Alternate destinations: Engaging freestanding emergency department partners
MCHD achieves 250% increase in FSED transports, a sustained change that benefits all stakeholders
The utilization of alternative destinations for patients has been a relevant topic of discussion for several years now for EMS agencies. The CMS initiation of ET3 was a catalyst for this discussion once again last year. While not every EMS agency has the ability to participate in the ET3 model, many agencies do have freestanding emergency departments (FSEDs) within their response area that are well established in the community.
There are two variations in FSEDs; hospital outpatient departments (HOPD) and independent freestanding emergency centers (IFECs). The HOPDs are typically owned and operated by a larger hospital within that region and must follow the same rules and regulations of CMS and EMTALA. Individuals or private business entities typically own IFECs and are not bound by CMS rules, as HOPDs are.
By improving relationships with our HOPD partners, Montgomery County Hospital District (MCHD) has increased transport volume to these facilities.
In January of 2020, before the COVID-19 pandemic, we decided to make utilization of our FSED partners a project improvement focus. We knew that there were two obvious benefits to transporting patients to these facilities:
- First, most of the FSEDs we utilized were in the remote regions of our county. By having our units in the outlying regions transport patients to these facilities, they would be able to stay in their community.
- Second, we knew by reviewing our historical data that our turnaround times at FSEDs were almost half that of a traditional hospital ED. So, we would end up with an ability to better cover our outlying area and decrease the unit hour utilizations of the system.
These benefits would become even more valuable as the COVID-19 pandemic would affect our hospital systems.
Setting standardized transport criteria
At the time, we had eight HOPD facilities owned by three different hospital systems within the county. Our first step was to host a meeting with the medical directors and administration leadership of these facilities. Initially, we discussed our desire to increase transport volumes and standardization of universal transport criteria for the entire county. This standardization was essential for us to educate our staff and get their buy-in.
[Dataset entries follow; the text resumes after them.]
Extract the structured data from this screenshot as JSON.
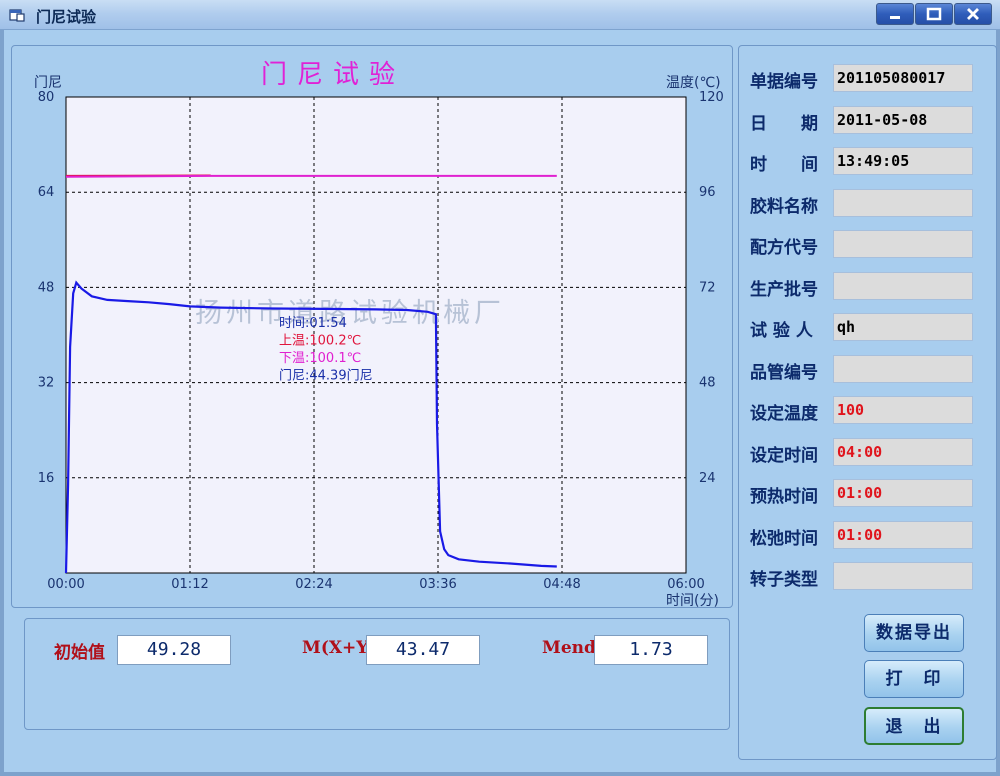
{
  "window": {
    "title": "门尼试验",
    "icons": {
      "app": "window-app-icon",
      "minimize": "minimize-icon",
      "maximize": "maximize-icon",
      "close": "close-icon"
    }
  },
  "chart_data": {
    "type": "line",
    "title": "门尼试验",
    "ylabel_left": "门尼",
    "ylabel_right": "温度(℃)",
    "xlabel": "时间(分)",
    "x_tick_labels": [
      "00:00",
      "01:12",
      "02:24",
      "03:36",
      "04:48",
      "06:00"
    ],
    "y_left_ticks": [
      80,
      64,
      48,
      32,
      16
    ],
    "y_right_ticks": [
      120,
      96,
      72,
      48,
      24
    ],
    "xlim_minutes": [
      0,
      6
    ],
    "ylim_left": [
      0,
      80
    ],
    "ylim_right": [
      0,
      120
    ],
    "grid": true,
    "watermark": "扬州市道路试验机械厂",
    "series": [
      {
        "name": "门尼",
        "axis": "left",
        "color": "#1a1ae6",
        "x": [
          0.0,
          0.02,
          0.04,
          0.07,
          0.1,
          0.15,
          0.25,
          0.4,
          0.6,
          0.8,
          1.0,
          1.2,
          1.5,
          2.0,
          2.5,
          3.0,
          3.3,
          3.5,
          3.58,
          3.59,
          3.62,
          3.66,
          3.7,
          3.8,
          4.0,
          4.3,
          4.6,
          4.75
        ],
        "y": [
          0.0,
          15.0,
          38.0,
          47.0,
          48.8,
          47.8,
          46.5,
          45.9,
          45.7,
          45.5,
          45.2,
          44.8,
          44.6,
          44.45,
          44.39,
          44.3,
          44.2,
          43.9,
          43.5,
          25.0,
          7.0,
          4.0,
          3.0,
          2.3,
          1.9,
          1.6,
          1.2,
          1.1
        ]
      },
      {
        "name": "上温",
        "axis": "right",
        "color": "#e0143c",
        "x": [
          0.0,
          1.4
        ],
        "y": [
          100.1,
          100.2
        ]
      },
      {
        "name": "下温",
        "axis": "right",
        "color": "#e020d0",
        "x": [
          0.0,
          1.4,
          4.75
        ],
        "y": [
          99.9,
          100.1,
          100.1
        ]
      }
    ],
    "tooltip": {
      "time": "时间:01:54",
      "upper_temp": "上温:100.2℃",
      "lower_temp": "下温:100.1℃",
      "mooney": "门尼:44.39门尼"
    }
  },
  "info": {
    "fields": [
      {
        "label": "单据编号",
        "value": "201105080017",
        "red": false
      },
      {
        "label": "日　　期",
        "value": "2011-05-08",
        "red": false
      },
      {
        "label": "时　　间",
        "value": "13:49:05",
        "red": false
      },
      {
        "label": "胶料名称",
        "value": "",
        "red": false
      },
      {
        "label": "配方代号",
        "value": "",
        "red": false
      },
      {
        "label": "生产批号",
        "value": "",
        "red": false
      },
      {
        "label": "试 验 人",
        "value": "qh",
        "red": false
      },
      {
        "label": "品管编号",
        "value": "",
        "red": false
      },
      {
        "label": "设定温度",
        "value": "100",
        "red": true
      },
      {
        "label": "设定时间",
        "value": "04:00",
        "red": true
      },
      {
        "label": "预热时间",
        "value": "01:00",
        "red": true
      },
      {
        "label": "松弛时间",
        "value": "01:00",
        "red": true
      },
      {
        "label": "转子类型",
        "value": "",
        "red": false
      }
    ]
  },
  "buttons": {
    "export": "数据导出",
    "print": "打　印",
    "exit": "退　出"
  },
  "results": {
    "initial_label": "初始值",
    "initial_value": "49.28",
    "m_label": "M(X+Y)",
    "m_value": "43.47",
    "mend_label": "Mend",
    "mend_value": "1.73"
  }
}
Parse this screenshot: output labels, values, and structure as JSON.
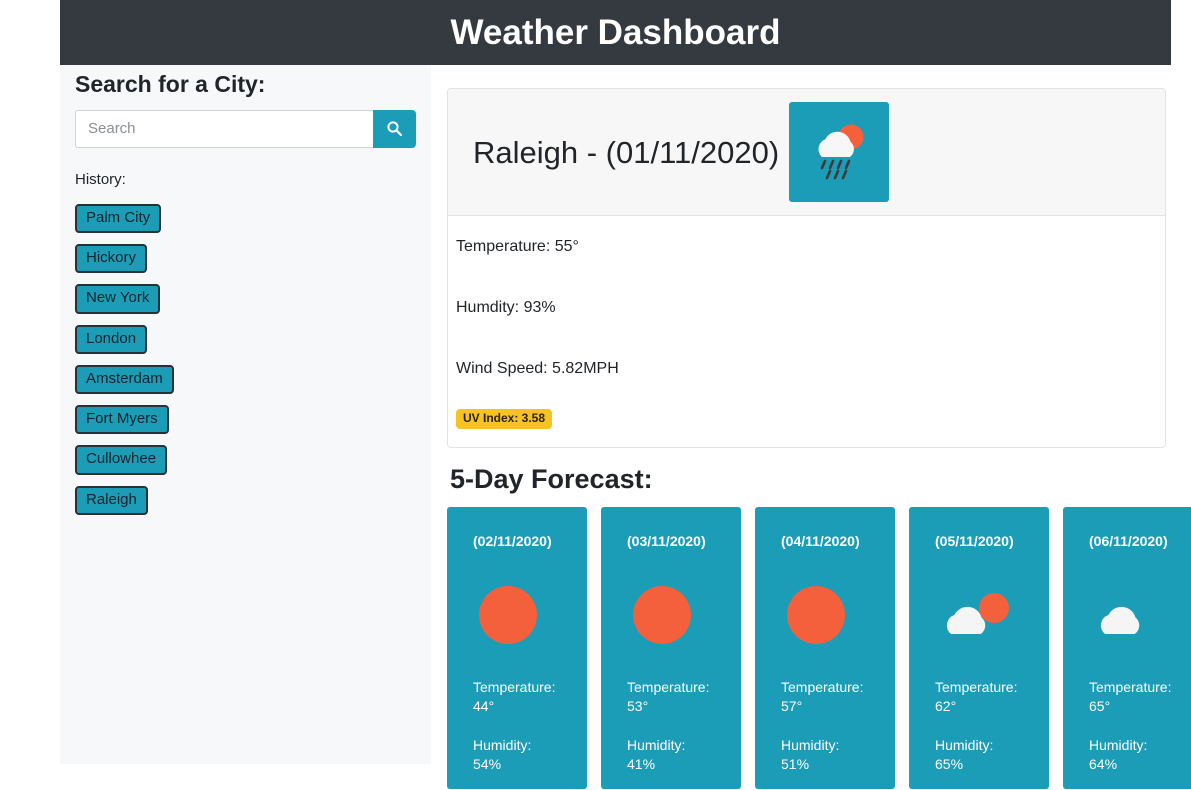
{
  "header": {
    "title": "Weather Dashboard",
    "background_color": "#343a40"
  },
  "sidebar": {
    "heading": "Search for a City:",
    "search": {
      "placeholder": "Search",
      "value": "",
      "button_icon": "search-icon"
    },
    "history_label": "History:",
    "history": [
      {
        "label": "Palm City"
      },
      {
        "label": "Hickory"
      },
      {
        "label": "New York"
      },
      {
        "label": "London"
      },
      {
        "label": "Amsterdam"
      },
      {
        "label": "Fort Myers"
      },
      {
        "label": "Cullowhee"
      },
      {
        "label": "Raleigh"
      }
    ]
  },
  "current": {
    "city_and_date": "Raleigh - (01/11/2020)",
    "icon": "rain-with-sun-icon",
    "temperature": "Temperature: 55°",
    "humidity": "Humdity: 93%",
    "wind_speed": "Wind Speed: 5.82MPH",
    "uv_index": "UV Index: 3.58"
  },
  "forecast": {
    "heading": "5-Day Forecast:",
    "days": [
      {
        "date": "(02/11/2020)",
        "icon": "sun-icon",
        "temperature_label": "Temperature:",
        "temperature_value": "44°",
        "humidity_label": "Humidity:",
        "humidity_value": "54%"
      },
      {
        "date": "(03/11/2020)",
        "icon": "sun-icon",
        "temperature_label": "Temperature:",
        "temperature_value": "53°",
        "humidity_label": "Humidity:",
        "humidity_value": "41%"
      },
      {
        "date": "(04/11/2020)",
        "icon": "sun-icon",
        "temperature_label": "Temperature:",
        "temperature_value": "57°",
        "humidity_label": "Humidity:",
        "humidity_value": "51%"
      },
      {
        "date": "(05/11/2020)",
        "icon": "partly-cloudy-icon",
        "temperature_label": "Temperature:",
        "temperature_value": "62°",
        "humidity_label": "Humidity:",
        "humidity_value": "65%"
      },
      {
        "date": "(06/11/2020)",
        "icon": "cloud-icon",
        "temperature_label": "Temperature:",
        "temperature_value": "65°",
        "humidity_label": "Humidity:",
        "humidity_value": "64%"
      }
    ]
  },
  "colors": {
    "teal": "#1b9cb7",
    "header_dark": "#343a40",
    "sun_orange": "#f4603c",
    "uv_badge": "#f6c324",
    "sidebar_bg": "#f7f8f9"
  }
}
One of the main focuses was to create standard exclusion criteria for patients not advised for transport to these facilities. The exclusion criteria list included:
- Time-sensitive emergencies
- Psychiatric emergencies
The second key factor was establishing the expectation that if a patient we transported were then admitted and transported to the main hospital – that would not be viewed as a failure of the system. Expecting the paramedics to predict hospital admission and then holding them accountable to that standard would lead to project failure.
In fact, the patient’s ultimate admission was irrelevant, as long as they did not suffer from a time-sensitive emergency. In most cases, FSED patients see the physician quicker, receive faster imaging/lab values, quicker diagnosis, have shorter ED stays and receive priority bedding if admitted.
In this meeting, standard transport criteria were agreed upon by each hospital system. It was a success.
Identifying barriers to change
The next step was gaining buy-in from MCHD providers. We tasked our medical directors with selling the new plan during a continuing education session. Our staff was, overall, very receptive to the changes. Still, as we began monitoring the transport volumes to FSEDs, we only experienced little-to-moderate growth in transports to these alternative destinations.
To identify why we did not see a sizable increase in FSED transports, we created a survey for MCHD providers. The results revealed our providers felt uncomfortable by staff reception at the FSED locations. Fortunately, this was a hurdle we overcame with an open and honest discussion with all parties involved. These discussions led to better alignment of expectations for both our providers and the staff at the facilities. The survey also showed that our providers were comfortable with the new transport guidelines and the care their patients were receiving at the FSEDs.
Now, a year into the project of increasing our volume to FSEDs, we have seen a 250% increase in FSED transports. This increase has been a sustained change for our system. The work we put into this system has also proven valuable during the COVID-19 pandemic. Being able to ease overcrowding takes stress from the main hospital emergency departments and ensures patients get the best care possible. The shorter turnaround times at FSEDs have also allowed us to get our units back in service quicker to serve our community better. Overall, the increased utilization of these facilities has been and will continue to be an invaluable resource for MCHD.